On Tue, Feb 12, 2019 at 12:34:49PM -0500, Eric S. Raymond wrote:
[...]
> 3.  I don't know if I can budget the time for this, it is several days
> solid work at minimum, but...the autoconf build recipe in Bison is
> (like all large old autoconf recipes) deeply horrible; it should be
> razed to the ground and replaced.
> 
> It used to be that teetering piles of kludges like this one were
> justified by their capability-discovery phase.  There wasn't
> realistically any other way to deal with Unix-variant issues and
> compiler vagaries.  But the value of that benefit has pretty much
> vanished since the mid-2000s due to pervasive compiler and OS
> standardization.  We no longer have deal with (for example) some
> systems having "string.h" and others having "strings.h"
> 
> Three years ago I removed a worse autoconf monstrosity than Yacc's
> from the NTP code base.  A couple days ago I de-autoconfiscated
> giflib.
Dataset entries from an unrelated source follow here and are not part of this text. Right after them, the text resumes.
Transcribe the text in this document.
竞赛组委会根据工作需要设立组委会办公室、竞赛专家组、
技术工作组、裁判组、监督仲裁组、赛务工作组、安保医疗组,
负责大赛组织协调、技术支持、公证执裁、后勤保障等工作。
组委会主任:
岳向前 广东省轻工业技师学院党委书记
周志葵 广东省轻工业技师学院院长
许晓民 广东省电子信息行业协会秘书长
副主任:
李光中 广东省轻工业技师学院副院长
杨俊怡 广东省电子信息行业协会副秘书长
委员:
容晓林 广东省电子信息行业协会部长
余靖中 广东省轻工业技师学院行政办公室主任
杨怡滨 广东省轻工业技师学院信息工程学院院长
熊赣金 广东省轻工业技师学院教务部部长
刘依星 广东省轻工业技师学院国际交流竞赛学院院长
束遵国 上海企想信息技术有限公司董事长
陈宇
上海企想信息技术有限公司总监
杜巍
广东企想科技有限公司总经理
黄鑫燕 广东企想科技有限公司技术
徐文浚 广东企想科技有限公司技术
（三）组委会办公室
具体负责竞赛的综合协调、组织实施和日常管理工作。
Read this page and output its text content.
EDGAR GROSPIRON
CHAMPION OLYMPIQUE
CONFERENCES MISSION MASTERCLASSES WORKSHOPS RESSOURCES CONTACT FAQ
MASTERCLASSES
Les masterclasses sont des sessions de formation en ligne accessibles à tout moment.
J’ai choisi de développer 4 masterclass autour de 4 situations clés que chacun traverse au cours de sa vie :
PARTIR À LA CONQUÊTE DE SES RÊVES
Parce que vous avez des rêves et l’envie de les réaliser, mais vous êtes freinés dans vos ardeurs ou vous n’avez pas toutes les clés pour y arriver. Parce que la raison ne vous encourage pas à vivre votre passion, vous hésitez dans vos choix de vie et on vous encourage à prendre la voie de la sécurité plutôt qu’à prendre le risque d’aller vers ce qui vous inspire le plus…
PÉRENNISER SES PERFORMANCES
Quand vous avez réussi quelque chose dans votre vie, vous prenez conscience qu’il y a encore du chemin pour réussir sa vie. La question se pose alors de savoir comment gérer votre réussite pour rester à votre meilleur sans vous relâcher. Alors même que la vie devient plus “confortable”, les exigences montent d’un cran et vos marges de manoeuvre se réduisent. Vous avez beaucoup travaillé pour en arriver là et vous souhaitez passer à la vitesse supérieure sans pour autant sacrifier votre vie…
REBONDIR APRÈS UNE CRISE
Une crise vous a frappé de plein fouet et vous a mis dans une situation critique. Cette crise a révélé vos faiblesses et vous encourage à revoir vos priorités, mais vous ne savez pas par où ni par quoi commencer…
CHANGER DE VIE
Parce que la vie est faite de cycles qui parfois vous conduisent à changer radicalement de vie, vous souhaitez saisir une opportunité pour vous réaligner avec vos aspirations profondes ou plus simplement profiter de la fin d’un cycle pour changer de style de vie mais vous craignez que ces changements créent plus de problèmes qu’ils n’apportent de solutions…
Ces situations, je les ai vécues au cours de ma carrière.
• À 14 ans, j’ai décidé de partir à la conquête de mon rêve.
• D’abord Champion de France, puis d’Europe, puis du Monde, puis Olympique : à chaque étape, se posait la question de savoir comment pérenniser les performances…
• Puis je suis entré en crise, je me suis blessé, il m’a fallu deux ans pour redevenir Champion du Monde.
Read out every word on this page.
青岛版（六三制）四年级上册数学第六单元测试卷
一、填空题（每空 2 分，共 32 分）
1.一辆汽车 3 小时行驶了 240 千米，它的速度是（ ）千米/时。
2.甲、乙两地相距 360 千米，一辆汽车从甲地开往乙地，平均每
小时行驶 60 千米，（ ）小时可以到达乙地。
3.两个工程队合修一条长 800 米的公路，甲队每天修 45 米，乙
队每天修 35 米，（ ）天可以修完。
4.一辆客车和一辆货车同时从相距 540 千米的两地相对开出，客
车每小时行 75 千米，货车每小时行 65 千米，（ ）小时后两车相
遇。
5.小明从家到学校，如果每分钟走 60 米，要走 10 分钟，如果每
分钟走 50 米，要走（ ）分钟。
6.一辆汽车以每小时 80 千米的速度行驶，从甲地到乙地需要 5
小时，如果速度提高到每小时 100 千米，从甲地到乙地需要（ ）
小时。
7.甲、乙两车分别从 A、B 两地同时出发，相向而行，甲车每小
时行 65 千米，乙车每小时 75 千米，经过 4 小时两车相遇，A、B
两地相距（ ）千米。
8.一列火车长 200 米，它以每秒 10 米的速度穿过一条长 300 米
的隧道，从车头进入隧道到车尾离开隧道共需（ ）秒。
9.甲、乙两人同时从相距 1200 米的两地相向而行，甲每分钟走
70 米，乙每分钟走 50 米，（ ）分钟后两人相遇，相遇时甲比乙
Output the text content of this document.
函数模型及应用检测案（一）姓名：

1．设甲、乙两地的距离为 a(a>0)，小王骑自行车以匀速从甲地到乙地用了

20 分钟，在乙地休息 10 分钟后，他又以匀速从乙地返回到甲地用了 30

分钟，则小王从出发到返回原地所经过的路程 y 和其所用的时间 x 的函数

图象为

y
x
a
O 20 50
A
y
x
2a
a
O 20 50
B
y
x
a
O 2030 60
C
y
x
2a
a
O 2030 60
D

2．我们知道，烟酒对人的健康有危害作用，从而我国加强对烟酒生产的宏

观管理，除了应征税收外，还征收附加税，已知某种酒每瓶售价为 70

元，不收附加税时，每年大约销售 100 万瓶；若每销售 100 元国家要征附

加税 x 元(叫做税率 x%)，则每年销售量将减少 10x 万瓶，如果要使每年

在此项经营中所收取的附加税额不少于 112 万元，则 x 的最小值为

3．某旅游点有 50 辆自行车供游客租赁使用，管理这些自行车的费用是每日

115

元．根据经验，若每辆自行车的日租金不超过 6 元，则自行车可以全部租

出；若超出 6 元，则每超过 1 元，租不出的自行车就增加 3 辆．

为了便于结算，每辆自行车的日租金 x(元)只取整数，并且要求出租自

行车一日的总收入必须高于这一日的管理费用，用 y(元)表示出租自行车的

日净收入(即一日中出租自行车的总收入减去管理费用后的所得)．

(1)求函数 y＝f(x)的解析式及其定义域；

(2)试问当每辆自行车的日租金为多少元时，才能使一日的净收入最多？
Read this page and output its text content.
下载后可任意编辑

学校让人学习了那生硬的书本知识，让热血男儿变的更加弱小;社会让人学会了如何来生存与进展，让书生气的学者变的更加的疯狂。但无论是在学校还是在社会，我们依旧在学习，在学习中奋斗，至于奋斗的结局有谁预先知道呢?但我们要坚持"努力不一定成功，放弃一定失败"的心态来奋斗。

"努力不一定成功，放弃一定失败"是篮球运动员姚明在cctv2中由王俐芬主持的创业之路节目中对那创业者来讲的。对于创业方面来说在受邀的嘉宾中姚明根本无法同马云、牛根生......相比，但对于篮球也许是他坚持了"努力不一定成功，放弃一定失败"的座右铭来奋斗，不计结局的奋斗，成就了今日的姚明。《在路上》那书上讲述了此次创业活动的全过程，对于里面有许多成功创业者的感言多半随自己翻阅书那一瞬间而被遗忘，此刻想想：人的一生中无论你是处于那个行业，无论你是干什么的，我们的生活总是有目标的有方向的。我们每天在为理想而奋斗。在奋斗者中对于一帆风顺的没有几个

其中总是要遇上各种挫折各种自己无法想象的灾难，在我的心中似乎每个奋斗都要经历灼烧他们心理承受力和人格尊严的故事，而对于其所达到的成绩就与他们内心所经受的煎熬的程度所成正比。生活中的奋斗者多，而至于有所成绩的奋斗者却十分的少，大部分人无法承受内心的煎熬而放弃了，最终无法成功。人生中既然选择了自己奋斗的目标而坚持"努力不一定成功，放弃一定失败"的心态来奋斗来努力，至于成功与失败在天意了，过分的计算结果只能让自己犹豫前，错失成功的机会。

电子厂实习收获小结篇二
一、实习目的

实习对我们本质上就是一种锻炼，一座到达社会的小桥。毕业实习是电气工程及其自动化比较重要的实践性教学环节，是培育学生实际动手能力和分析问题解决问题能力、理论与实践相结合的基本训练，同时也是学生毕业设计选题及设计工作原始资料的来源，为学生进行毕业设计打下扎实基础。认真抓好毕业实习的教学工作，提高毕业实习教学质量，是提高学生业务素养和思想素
Many KLOC of m4 and shell cruft collapsed to two small
> makefiles with no conditionals.

I don't speak for the Bison maintainers, but I applaud this direction.
Large piles of legacy autoconf m4 just makes the code harder to maintain
for no substantial benefit. Basically you just end up wasting time
maintaining code that's no longer useful.  Being able to build Bison
with just a couple of makefiles with no conditionals is a very
attractive proposition to me -- though I expect that autoconf will
probably still be needed on some level to detect any dependent libraries
that may be required.


[...]
> If you're willing to assume that your target platforms are compliant
> with C99 and POSIX-1.2001 this is actually very low-risk.  I started
> making that assumption in 2009 on GPSD - ripped out autoconf and all
> the ancient #ifdefs - and haven't had even a microhassle about it in
> the eight years since.  And Bison is a much easier case; as a pure
> text processor its system dependencies are lighter.
[...]

Yes, in this day and age of standardization, we can assume a lot more
than we could back in the day.  Now that those old days are firmly in
the past, it's a good time to shed the accumulated baggage. I think C99
and POSIX-1.2001 is a pretty safe, conservative baseline to build on,
being almost 2 decades old by now.


T

-- 
Amateurs built the Ark; professionals built the Titanic.